After an intermission marked by a 20-minute countdown, Church was back with "Young and Wild,” "Talladega," “Record Year’ "Desperate Man," "Kill a Word," "Pledge Allegiance to the Hag" and "The Hard Way."
“Joe's Bar changed everything for us,” Church said, speaking of the famous venue just 15 miles from Chicago's Allstate Arena, where the North Carolina native played on this given night. "We would play one night for 20 people and then the next night we would go to Joe’s Bar and sell it out. Music always wins."
From there, he tore into “Jack Daniels” before heading down the backstage stairs to pour some shots to accompany him for “Drowning Man” and the Joanna Cotton masterpiece “Over When It’s Over."

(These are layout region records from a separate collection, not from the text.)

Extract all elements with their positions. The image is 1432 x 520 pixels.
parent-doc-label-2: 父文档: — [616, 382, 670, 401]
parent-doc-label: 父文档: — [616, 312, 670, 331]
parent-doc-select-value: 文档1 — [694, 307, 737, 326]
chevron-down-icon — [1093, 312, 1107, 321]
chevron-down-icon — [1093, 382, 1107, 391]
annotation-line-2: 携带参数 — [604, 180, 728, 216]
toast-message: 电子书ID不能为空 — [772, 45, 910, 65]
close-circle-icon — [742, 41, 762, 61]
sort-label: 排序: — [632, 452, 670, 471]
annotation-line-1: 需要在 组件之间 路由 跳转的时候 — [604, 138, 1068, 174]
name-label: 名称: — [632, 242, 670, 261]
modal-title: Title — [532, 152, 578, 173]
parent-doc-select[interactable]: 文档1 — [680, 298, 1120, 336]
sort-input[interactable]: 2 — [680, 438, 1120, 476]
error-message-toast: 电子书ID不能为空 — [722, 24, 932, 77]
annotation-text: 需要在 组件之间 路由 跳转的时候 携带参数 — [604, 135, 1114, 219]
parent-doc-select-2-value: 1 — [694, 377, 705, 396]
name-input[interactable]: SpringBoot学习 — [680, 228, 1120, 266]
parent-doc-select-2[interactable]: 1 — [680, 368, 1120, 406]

More covers followed from music powerhouses Cheap Trick and the Beatles. “Too many people play music here (pointing to his head) and not here (pointing to his heart),” Church said. “Even if we completely screw this up, its going to be from right here (pounding his heart)."
By the end of the night, Church had racked up an impressive tally of over forty songs and countless laps around the stage. It was time for Church’s fans to exit their pews and walk out in the real world. But they were changed.